Grant Amazon SNS permissions to a CodePipeline service role - AWS CodePipeline

Grant Amazon SNS permissions to a CodePipeline service role

If you plan to use Amazon SNS to publish notifications to topics when approval actions require review, the service role you use in your CodePipeline operations must be granted permission to access the Amazon SNS resources. You can use the IAM console to add this permission to your service role.

  1. Sign in to the AWS Management Console and open the IAM console at https://console.aws.amazon.com/iam/.

    Important

    Make sure you are signed in to the AWS Management Console with the same account information you used in Getting started with CodePipeline.

  2. In the IAM console, in the navigation pane, choose Roles.

  3. Choose the name of the service role you use in your CodePipeline operations.

  4. Choose the Permissions tab.

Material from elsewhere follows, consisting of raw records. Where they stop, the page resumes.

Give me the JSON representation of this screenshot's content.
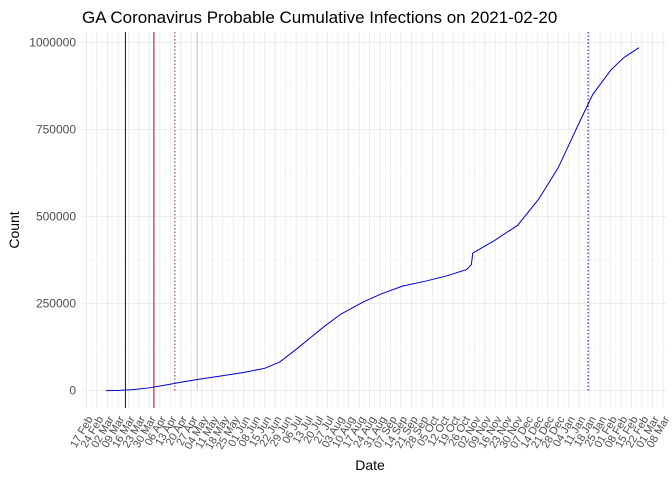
{
  "chart_data": {
    "type": "line",
    "title": "GA Coronavirus Probable Cumulative Infections on 2021-02-20",
    "xlabel": "Date",
    "ylabel": "Count",
    "ylim": [
      -50000,
      1030000
    ],
    "xlim": [
      "2020-02-14",
      "2021-03-10"
    ],
    "y_ticks": [
      0,
      250000,
      500000,
      750000,
      1000000
    ],
    "y_tick_labels": [
      "0",
      "250000",
      "500000",
      "750000",
      "1000000"
    ],
    "x_tick_dates": [
      "2020-02-17",
      "2020-02-24",
      "2020-03-02",
      "2020-03-09",
      "2020-03-16",
      "2020-03-23",
      "2020-03-30",
      "2020-04-06",
      "2020-04-13",
      "2020-04-20",
      "2020-04-27",
      "2020-05-04",
      "2020-05-11",
      "2020-05-18",
      "2020-05-25",
      "2020-06-01",
      "2020-06-08",
      "2020-06-15",
      "2020-06-22",
      "2020-06-29",
      "2020-07-06",
      "2020-07-13",
      "2020-07-20",
      "2020-07-27",
      "2020-08-03",
      "2020-08-10",
      "2020-08-17",
      "2020-08-24",
      "2020-08-31",
      "2020-09-07",
      "2020-09-14",
      "2020-09-21",
      "2020-09-28",
      "2020-10-05",
      "2020-10-12",
      "2020-10-19",
      "2020-10-26",
      "2020-11-02",
      "2020-11-09",
      "2020-11-16",
      "2020-11-23",
      "2020-11-30",
      "2020-12-07",
      "2020-12-14",
      "2020-12-21",
      "2020-12-28",
      "2021-01-04",
      "2021-01-11",
      "2021-01-18",
      "2021-01-25",
      "2021-02-01",
      "2021-02-08",
      "2021-02-15",
      "2021-02-22",
      "2021-03-01",
      "2021-03-08"
    ],
    "x_tick_labels": [
      "17 Feb",
      "24 Feb",
      "02 Mar",
      "09 Mar",
      "16 Mar",
      "23 Mar",
      "30 Mar",
      "06 Apr",
      "13 Apr",
      "20 Apr",
      "27 Apr",
      "04 May",
      "11 May",
      "18 May",
      "25 May",
      "01 Jun",
      "08 Jun",
      "15 Jun",
      "22 Jun",
      "29 Jun",
      "06 Jul",
      "13 Jul",
      "20 Jul",
      "27 Jul",
      "03 Aug",
      "10 Aug",
      "17 Aug",
      "24 Aug",
      "31 Aug",
      "07 Sep",
      "14 Sep",
      "21 Sep",
      "28 Sep",
      "05 Oct",
      "12 Oct",
      "19 Oct",
      "26 Oct",
      "02 Nov",
      "09 Nov",
      "16 Nov",
      "23 Nov",
      "30 Nov",
      "07 Dec",
      "14 Dec",
      "21 Dec",
      "28 Dec",
      "04 Jan",
      "11 Jan",
      "18 Jan",
      "25 Jan",
      "01 Feb",
      "08 Feb",
      "15 Feb",
      "22 Feb",
      "01 Mar",
      "08 Mar"
    ],
    "grid": true,
    "series": [
      {
        "color": "#0000cc",
        "x": [
          "2020-03-01",
          "2020-03-10",
          "2020-03-20",
          "2020-03-30",
          "2020-04-10",
          "2020-04-20",
          "2020-05-01",
          "2020-05-15",
          "2020-06-01",
          "2020-06-15",
          "2020-06-25",
          "2020-07-05",
          "2020-07-15",
          "2020-07-25",
          "2020-08-05",
          "2020-08-20",
          "2020-09-01",
          "2020-09-15",
          "2020-10-01",
          "2020-10-15",
          "2020-10-28",
          "2020-10-31",
          "2020-11-01",
          "2020-11-15",
          "2020-12-01",
          "2020-12-15",
          "2020-12-28",
          "2021-01-10",
          "2021-01-20",
          "2021-02-01",
          "2021-02-10",
          "2021-02-20"
        ],
        "y": [
          0,
          500,
          3000,
          8000,
          16000,
          24000,
          32000,
          41000,
          52000,
          64000,
          82000,
          115000,
          150000,
          185000,
          220000,
          255000,
          278000,
          300000,
          315000,
          330000,
          348000,
          362000,
          395000,
          430000,
          475000,
          550000,
          640000,
          760000,
          850000,
          920000,
          957000,
          985000
        ]
      }
    ],
    "reference_lines": [
      {
        "x": "2020-03-14",
        "color": "#0000cc",
        "style": "solid",
        "y_from": -50000
      },
      {
        "x": "2020-04-02",
        "color": "#cc0000",
        "style": "solid",
        "y_from": -50000
      },
      {
        "x": "2020-04-16",
        "color": "#8b3a3a",
        "style": "dotted",
        "y_from": 0
      },
      {
        "x": "2020-05-01",
        "color": "#ffb0b0",
        "style": "solid",
        "y_from": 0
      },
      {
        "x": "2021-01-17",
        "color": "#0000cc",
        "style": "dotted",
        "y_from": 0
      }
    ]
  }
}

Choose Attach policies.

  5. Choose Create policy.

  6. On the Create policy page, choose the JSON tab.

    Paste the following policy:

    { "Version": "2012-10-17", "Statement": [ { "Effect": "Allow", "Action": "sns:Publish", "Resource": "*" } ] }

    Choose Review policy.

  7. On the Review policy page, in the Name field, type a name to identify this policy, such as SNSPublish. Choose Create policy.

  8. Go back to your service role and choose the Permissions tab. Choose Attach policies.

    Find your SNSPublish policy and choose the box next to it. Choose Attach policy.